SInce my serious consideration of going IGH the $ spent has me a little set off. I was wondering if anybody here has a setup or someone they know who does not like or want it. I would rather go that way before dropping serious coin on this type of system.


----------



## Drew Diller (Jan 4, 2010)

Well, look, you're going to have to find used stuff the normal way. Haunt craigslist and ebay until something pops up. Even then, things will sell not to far from their MSRP if the seller thinks their stuff is in good condition.

I feel ya though. High precision stuff is spendy.


----------



## TobyNobody (Mar 17, 2004)

What sort of system are you looking for? And what are you starting with - do you have a complete bike that you want to convert to an IGH or are you starting fresh? 
If you want a Rohloff and would like to save money, well, good luck... but there are some ready made bikes that come with the SHimano 7 and 8 speed systems for not too much... then you can take the parts you want and try to sell the rest to offset the cost. Here is an example...

Schwinn Sporterra Comfort and Hybrid bikes
GT Mountain Bikes, 29er mountain bikes, Multi-speed

These bikes are all close to the price I paid for my Alfine 8 speed - just the hub + shifter!


----------



## jtrops (Aug 4, 2008)

If you want a three speed hub, and you are crafty you can pick one up pretty cheap on a bike at the thrift store. Just don't wast time with the old Shimano 333's. They are junk. 

I was going to buy the new Nuvinci hub for my cargo bike, when I found a bike with the old Nuvinci for $200 brand new. That was by far the cheapest way to check out the CVP system, and with a different rear wheel the donor bike was still worth $100 on CL. I would scour the web and see if you can't find a hub of your liking on a closout bike. You might be surprised what shows up.


----------



## applehead110 (Jul 25, 2008)

I have a complete bike I am working with but was looking to see if someone had a wheel built and the kit ready to go, I would rather buy it that way to start out to see if if I would like the IGH type system before making such a huge investment in the near future. As far as system I am interested in the Alfine 8 system since my bike now has center lock rotors.


----------



## TobyNobody (Mar 17, 2004)

How much do you want to spend? (besides 'as little as possible')


----------



## vikb (Sep 7, 2008)

applehead110 said:


> I have a complete bike I am working with but was looking to see if someone had a wheel built and the kit ready to go, I would rather buy it that way to start out to see if if I would like the IGH type system before making such a huge investment in the near future. As far as system I am interested in the Alfine 8 system since my bike now has center lock rotors.

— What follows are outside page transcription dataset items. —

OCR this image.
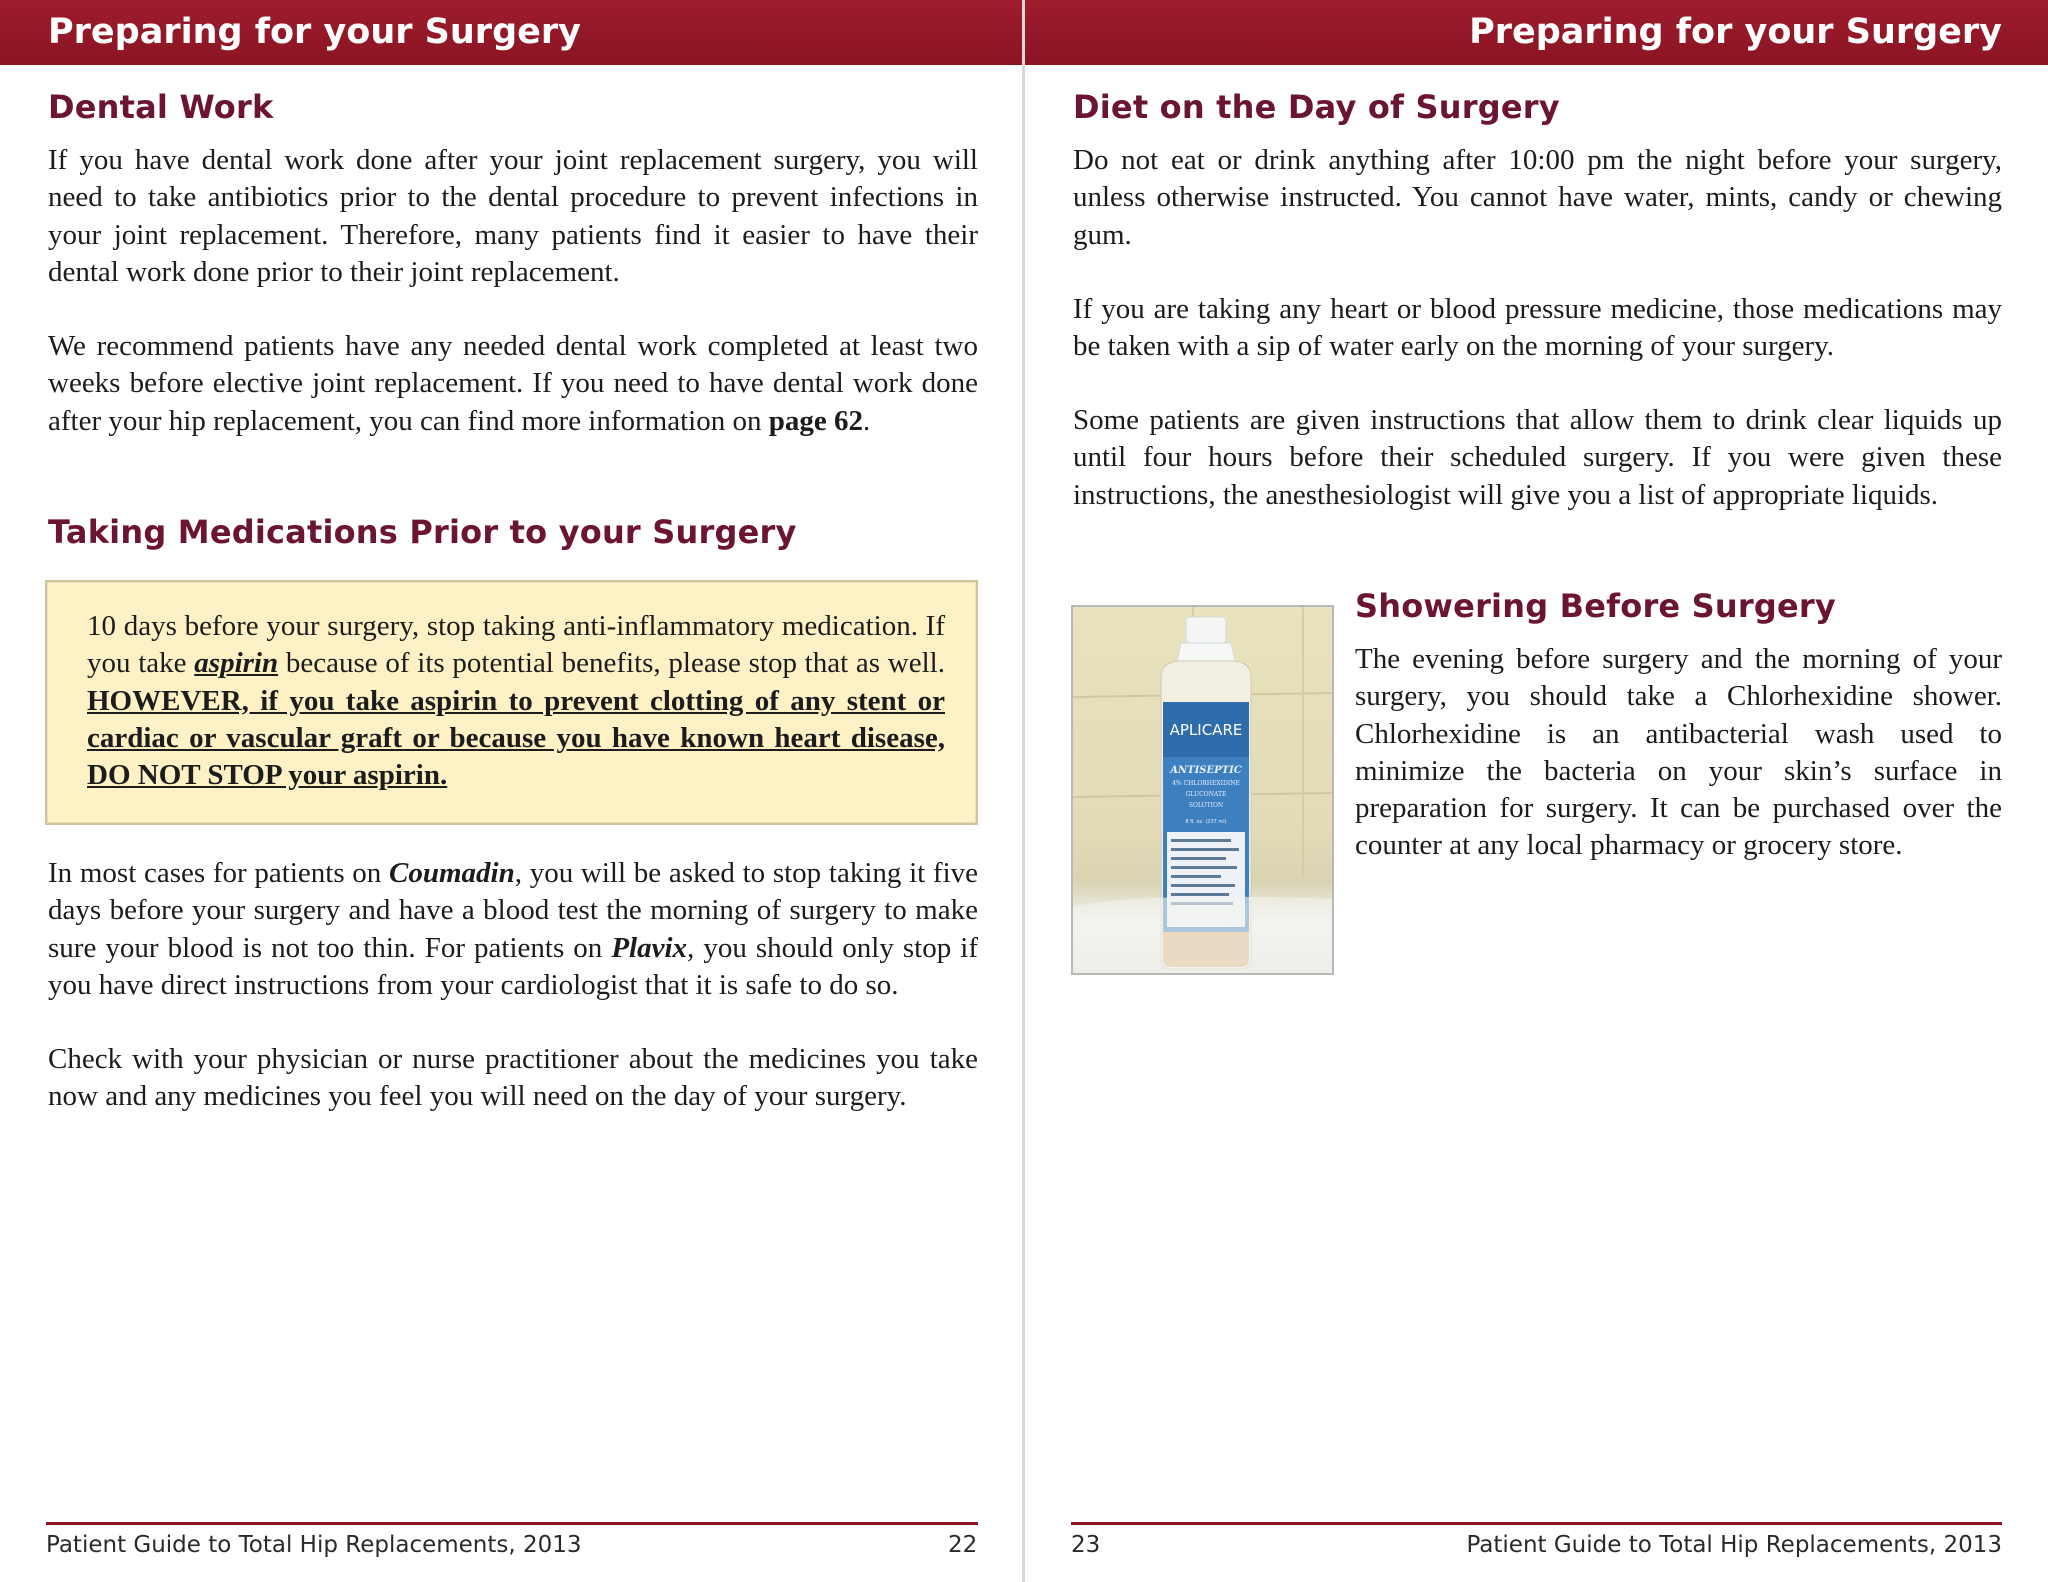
Preparing for your Surgery
Dental Work

If you have dental work done after your joint replacement surgery, you will need to take antibiotics prior to the dental procedure to prevent infections in your joint replacement. Therefore, many patients find it easier to have their dental work done prior to their joint replacement.

We recommend patients have any needed dental work completed at least two weeks before elective joint replacement. If you need to have dental work done after your hip replacement, you can find more information on page 62.

Taking Medications Prior to your Surgery

10 days before your surgery, stop taking anti-inflammatory medication. If you take aspirin because of its potential benefits, please stop that as well. HOWEVER, if you take aspirin to prevent clotting of any stent or cardiac or vascular graft or because you have known heart disease, DO NOT STOP your aspirin.

In most cases for patients on Coumadin, you will be asked to stop taking it five days before your surgery and have a blood test the morning of surgery to make sure your blood is not too thin. For patients on Plavix, you should only stop if you have direct instructions from your cardiologist that it is safe to do so.

Check with your physician or nurse practitioner about the medicines you take now and any medicines you feel you will need on the day of your surgery.

Patient Guide to Total Hip Replacements, 2013	22
Preparing for your Surgery
Diet on the Day of Surgery

Do not eat or drink anything after 10:00 pm the night before your surgery, unless otherwise instructed. You cannot have water, mints, candy or chewing gum.

If you are taking any heart or blood pressure medicine, those medications may be taken with a sip of water early on the morning of your surgery.

Some patients are given instructions that allow them to drink clear liquids up until four hours before their scheduled surgery. If you were given these instructions, the anesthesiologist will give you a list of appropriate liquids.

APLICARE
ANTISEPTIC
4% CHLORHEXIDINE
GLUCONATE
SOLUTION
8 fl. oz. (237 ml)
Showering Before Surgery

The evening before surgery and the morning of your surgery, you should take a Chlorhexidine shower. Chlorhexidine is an antibacterial wash used to minimize the bacteria on your skin’s surface in preparation for surgery. It can be purchased over the counter at any local pharmacy or grocery store.

23	Patient Guide to Total Hip Replacements, 2013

Be wary about buying a used IGH. Unless you get a long test ride in you may find the reason it is being sold is because it's not working quite right and if sold as is you will be out of luck trying to get your $$ back. A perfect Alfine and a broken Alfine look exactly the same when from the outside.

Also there is little point trying an IGH unless it's the one you want to use. If you got a cheap Nuvinci and didn't like it that doesn't mean anything with respect to how you would like an Alfine 8.

My advice is if you can find a LBS with an Alfine 8 bike take it for a spin and see what you think. If you like it buy a new Alfine and save yourself a lot of headaches.


----------



## applehead110 (Jul 25, 2008)

I would like to spend around 200 for the whole thing wheel, hub, shifter, and kit I know it sounds foolish and it's about half of the whole set up but would rather try to save some money if I could.


----------



## Corporal Punishment (May 26, 2011)

If you build the wheel yourself, you can make the alfine 8 work for under $300 before shipping/tax.

$262 Hub/small parts/shifter Shimano Alfine SG-S501 Hub Kit - 32H, Silver
$16 spokes Sapim Double Butted Spoke (Black) at Danscomp

That's everything you need except tools and linseed oil for $278 + tax/shipping. Reuse your rim, rim tape and spokes.


----------



## TobyNobody (Mar 17, 2004)

Corporal Punishment said:


> If you build the wheel yourself, you can make the alfine 8 work for under $300 before shipping/tax.
> 
> $262 Hub/small parts/shifter Shimano Alfine SG-S501 Hub Kit - 32H, Silver
> *$16 spokes* Sapim Double Butted Spoke (Black) at Danscomp
> ...


Is the is a is typo confusing or ??!!???


----------



## Wombat (Jan 25, 2004)

TobyNobody said:


> Is the is a is typo confusing or ??!!???


Did you look at the site he linked to? By my reckoning 32 spokes x $0.50 is $16.

Tim


----------



## Corporal Punishment (May 26, 2011)

TobyNobody said:


> Is the is a is typo confusing or ??!!???


Yep, a typo. I guess it wouldn't make sense to buy new spokes and then reuse your old ones that wouldn't even fit.


----------